À quelques kilomètres au sud-est de Nantes, le vignoble du Château de Cassemichère poursuit une histoire discrète du muscadet. Une histoire moins spectaculaire que territoriale, façonnée par les sols schisteux du pays nantais et par un cépage longtemps sous-estimé : le Melon de Bourgogne. Avec Loup Galant, la propriété ligérienne propose une lecture directe de cette tradition, sans chercher à la maquiller sous des artifices œnologiques contemporains.
Le nom convoque Henri IV — le « Vert-Galant » — sous le règne duquel le château fut reconstruit en 1601. Le clin d’œil aurait pu rester anecdotique. Il devient ici un point d’ancrage narratif cohérent : celui d’un domaine dont la temporalité dépasse largement les effets de millésime ou les phénomènes de mode autour des vins blancs dits “de soif”. Dans le vignoble nantais, le muscadet reste d’abord un vin de géographie. Le Melon de Bourgogne, implanté après les gels du XVIIe siècle, y a trouvé une forme d’évidence climatique et minérale.
La cuvée repose sur des vignes d’environ trente-cinq ans cultivées sur des sols limoneux reposant sur schistes. Cette donnée compte davantage que les habituelles promesses de fraîcheur ou de tension. Le schiste joue ici un rôle de régulateur thermique et hydrique ; il imprime souvent aux muscadets une structure plus droite, parfois saline, qui éloigne le vin des profils variétaux démonstratifs. Le domaine évoque une conduite parcellaire classique mais exigeante : taille guyot, palissage à trois fils, ébourgeonnage manuel et vendanges sélectives.
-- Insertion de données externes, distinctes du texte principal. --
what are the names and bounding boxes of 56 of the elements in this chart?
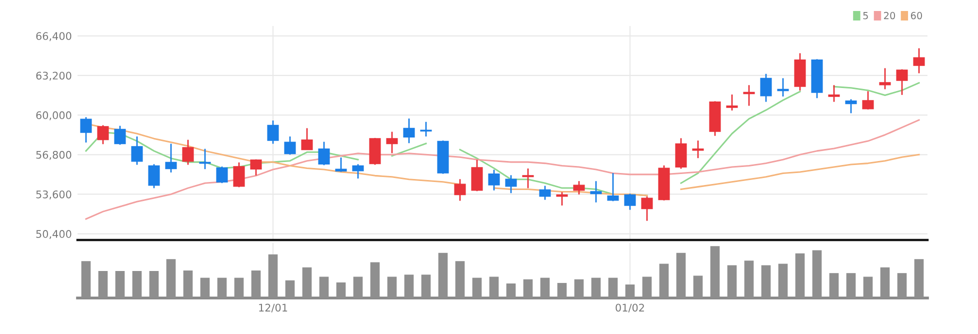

Rien de spectaculaire, mais une suite de gestes précis qui déterminent l’équilibre final bien plus sûrement que le discours marketing qui accompagne souvent les blancs d’été.
La vinification reste fidèle aux fondamentaux de l’appellation Muscadet Sèvre-et-Maine sur Lie. Cuves inox thermorégulées, bâtonnages réguliers, puis six mois sur lies fines. Cette dernière étape demeure l’un des marqueurs historiques du muscadet : les levures mortes enrichissent lentement le vin en texture et en profondeur, tout en conservant une trame fraîche. Le procédé, largement répandu dans le vignoble nantais depuis le XXe siècle, explique cette sensation particulière de volume discret que recherchent aujourd’hui nombre de sommeliers après des années dominées par les blancs excessivement aromatiques.
Le résultat annoncé par le domaine privilégie les agrumes légers, les fleurs blanches et les fruits mûrs plutôt qu’une acidité tranchante. Une orientation intéressante à l’heure où le muscadet tente de sortir d’une image strictement maritime. Bien sûr, Loup Galant accompagne naturellement coquillages et poissons. Mais ce type de profil plus rond permet aussi des accords moins attendus : volaille crémée, cuisine végétale légèrement fumée ou fromages à pâte fraîche.
Il existe aujourd’hui une relecture silencieuse des vins ligériens dans les restaurants urbains européens. Paris, Copenhague ou Bruxelles redécouvrent le muscadet non comme un blanc secondaire, mais comme un vin de table au sens noble : adaptable, lisible, sans fatigue aromatique. Dans ce contexte, Loup Galant apparaît moins comme une cuvée événementielle que comme un rappel utile. Celui qu’un vin populaire peut retrouver une forme de précision lorsqu’il cesse de vouloir séduire immédiatement.
Le Château de Cassemichère ne révolutionne pas le muscadet avec cette cuvée. Et c’est probablement sa qualité principale. À l’heure où tant de vins cherchent la démonstration technique ou la signature œnologique, Loup Galant semble préférer une autre ambition : laisser parler le cépage, le temps sur lies et le paysage schisteux dont il provient. Une forme de retenue devenue rare dans l’univers viticole contemporain.